Qu’est-ce qui lui prend… ?

Quelque chose dans ses mots semblait déplacé. D’habitude, elle parlait clairement et refusait de tourner autour du pot. Elle détestait l’utilisation de sous-entendus avec une telle passion. Et pourtant, elle était extrêmement vague à ce sujet. Son regard était constamment baissé, et de temps en temps, elle commençait à parler comme si elle se souvenait soudainement de quelque chose. Elle disait quelque chose d’incohérent, puis s’arrêtait. Elle agissait de la sorte depuis qu’ils avaient quitté la gare.

Qu’est-ce qui ne va pas avec elle… ? Peut-être que c’est juste un de ces jours ?

Rain ne parlait pas non plus beaucoup, et une autre heure s’écoula dans un silence relatif. Le train n’avait rencontré aucun problème pendant les deux heures de voyage, et ils s’étaient dirigés vers les Plaines du Levant comme prévu.

Comme il en avait été informé à l’avance, il n’y avait pas une seule maison ou route pavée en vue. Les seules structures artificielles de la zone étaient les voies ferrées. Pourtant, d’après leurs renseignements, c’était l’un des deux points d’embuscade possibles. Il n’y avait aucun obstacle dans la zone, ce qui en faisait une position de choix pour les véhicules blindés et les chars.

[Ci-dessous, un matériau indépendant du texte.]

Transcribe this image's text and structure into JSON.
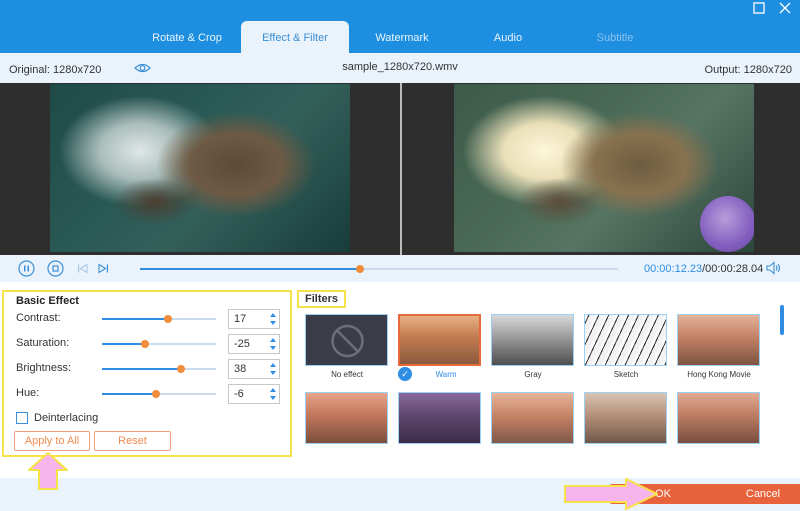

Rain laissa Athly à son humeur étrange et se concentra sur la surveillance. La neige qui était tombée depuis l’aube s’était accumulée jusqu’à deux pouces sur le sol. Toute la zone avait été teintée en blanc. Cela rendait les Exelias particulièrement visibles, ce qui était utile, mais la visibilité restait faible à cause du mauvais temps.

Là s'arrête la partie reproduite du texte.